U.S. Sen. David Perdue

ATLANTA – U.S. Sen. David Perdue appeared on his way Tuesday night to winning a second term representing Georgia on Capitol Hill.

Perdue, a Republican, was leading Democratic challenger Jon Ossoff 54% to 44% late on Election Night with 2,071 of Georgia’s 2,656 precincts reporting, according to unofficial results. Libertarian Shane Hazel had received only 2% of the vote.

With few Georgia voters splitting their tickets, the Perdue-Ossoff contest was mirroring closely the presidential results in the Peach State. GOP President Donald Trump was well ahead of Democratic challenger Joe Biden in Georgia late Tuesday night, 54% to 45%.

Perdue, 70, was elected to the Senate in 2014 after a 40-year career in business that included serving as CEO of Reebok and Dollar General.

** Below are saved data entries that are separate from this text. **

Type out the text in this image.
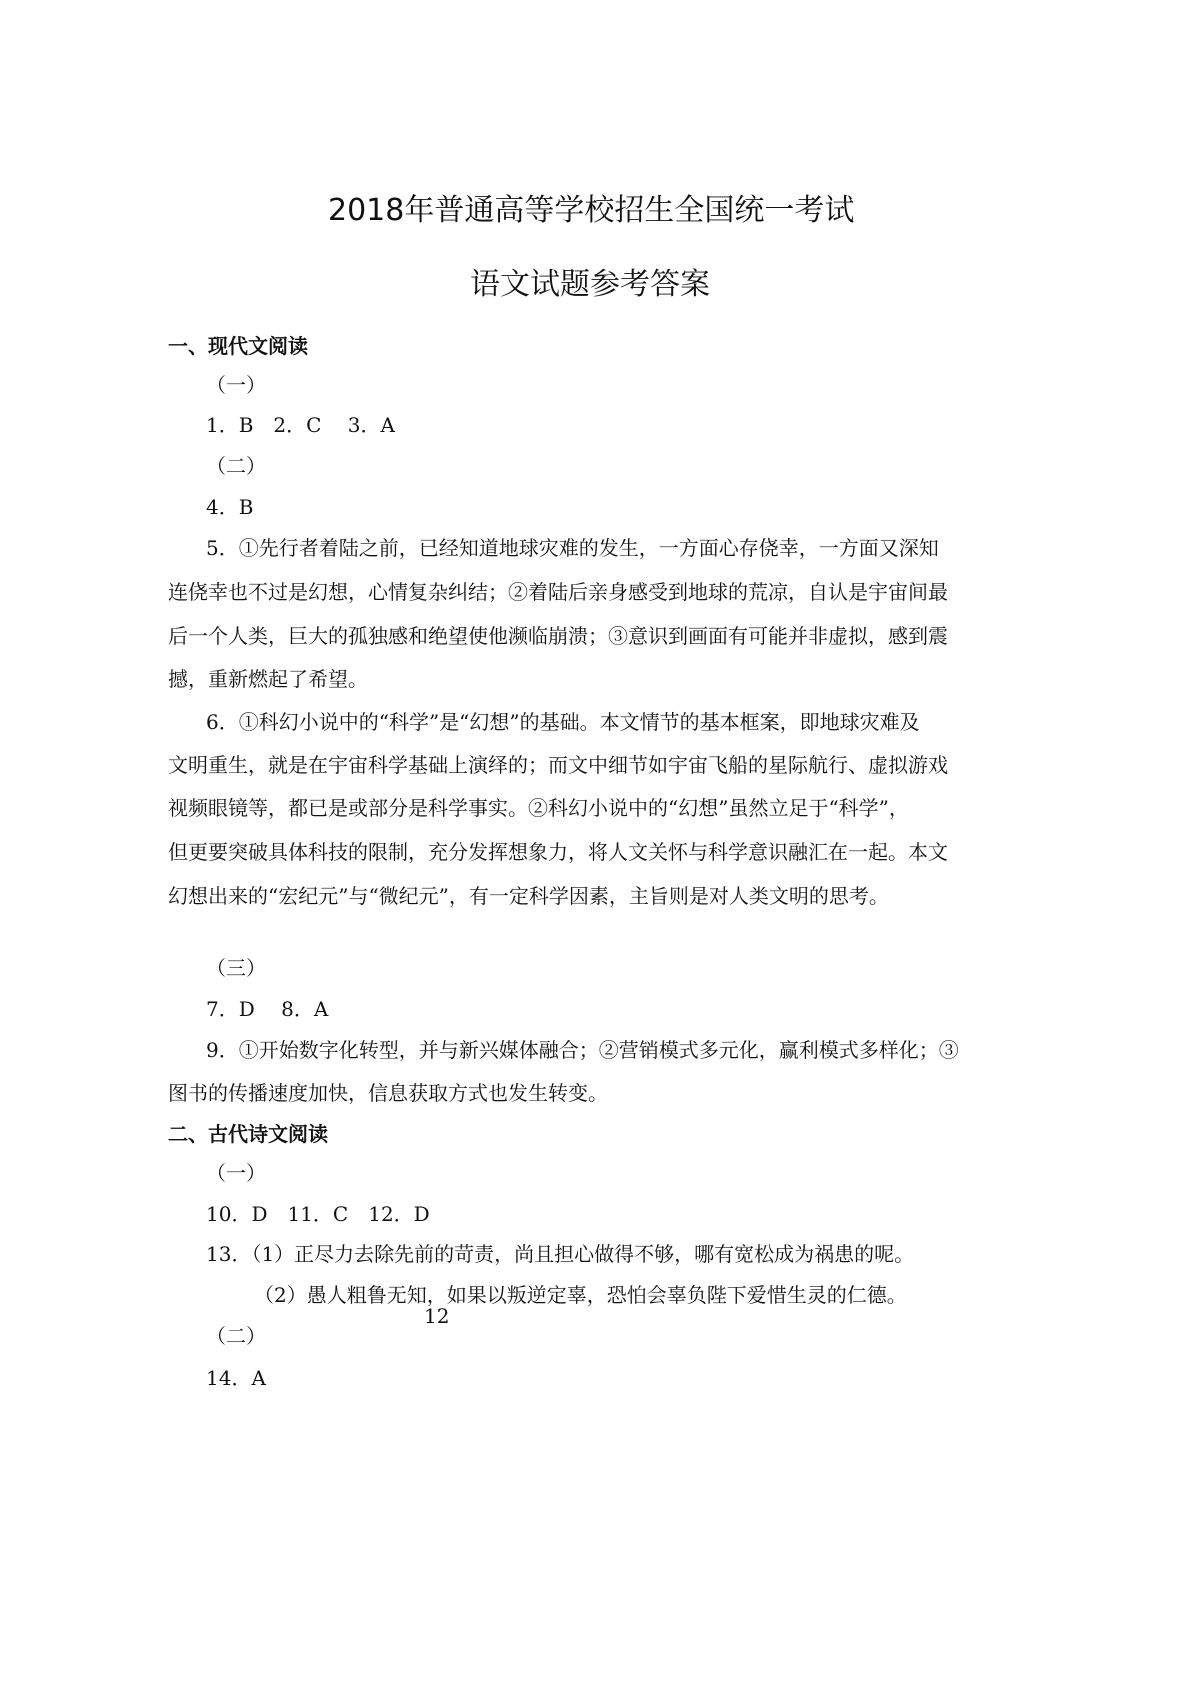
2018年普通高等学校招生全国统一考试
语文试题参考答案
一、现代文阅读
（一）
1．B　2．C　 3．A
（二）
4．B
5．①先行者着陆之前，已经知道地球灾难的发生，一方面心存侥幸，一方面又深知
连侥幸也不过是幻想，心情复杂纠结；②着陆后亲身感受到地球的荒凉，自认是宇宙间最
后一个人类，巨大的孤独感和绝望使他濒临崩溃；③意识到画面有可能并非虚拟，感到震
撼，重新燃起了希望。
6．①科幻小说中的“科学”是“幻想”的基础。本文情节的基本框案，即地球灾难及
文明重生，就是在宇宙科学基础上演绎的；而文中细节如宇宙飞船的星际航行、虚拟游戏
视频眼镜等，都已是或部分是科学事实。②科幻小说中的“幻想”虽然立足于“科学”，
但更要突破具体科技的限制，充分发挥想象力，将人文关怀与科学意识融汇在一起。本文
幻想出来的“宏纪元”与“微纪元”，有一定科学因素，主旨则是对人类文明的思考。
（三）
7．D　 8．A
9．①开始数字化转型，并与新兴媒体融合；②营销模式多元化，赢利模式多样化；③
图书的传播速度加快，信息获取方式也发生转变。
二、古代诗文阅读
（一）
10．D　11．C　12．D
13．（1）正尽力去除先前的苛责，尚且担心做得不够，哪有宽松成为祸患的呢。
（2）愚人粗鲁无知，如果以叛逆定辜，恐怕会辜负陛下爱惜生灵的仁德。
12
（二）
14．A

He spent his first term in the Senate as one of President Donald Trump’s closest allies, supporting the president’s tax cut legislation in 2017, Trump’s get-tough trade policy with China, and, more recently, the president’s much-criticized handling of the coronavirus outbreak.

Ossoff, 33, an investigative journalist who runs a documentary production firm, entered elective politics three years ago, losing a special election for a congressional seat in Atlanta’s northern suburbs. This year marked his first run at statewide office.

In what turned into a brutal campaign during the final weeks, Perdue portrayed Ossoff as backing the national Democrats’ “radical socialist” agenda including a government takeover of health care, defunding the police and abolishing ICE (U.S. Immigration and Customs Enforcement).

The senator also accused Ossoff of harboring ties to a Chinese company, charges an Ossoff campaign spokesman later said pertained to a Hong Kong media company that bought one of Ossoff’s films.

For his part, Ossoff has slammed Perdue for following Trump’s lead in downplaying the threat posed by coronavirus during the pandemic’s early days.

The challenger even called Perdue a “crook” during a televised debate last month, referring to purchases of stock in a company that produces PPE (personal protective equipment) after some senators received a private briefing in January about the looming threat of COVID-19.

Perdue noted he was cleared of any wrongdoing by the  bipartisan Senate Ethics Committee.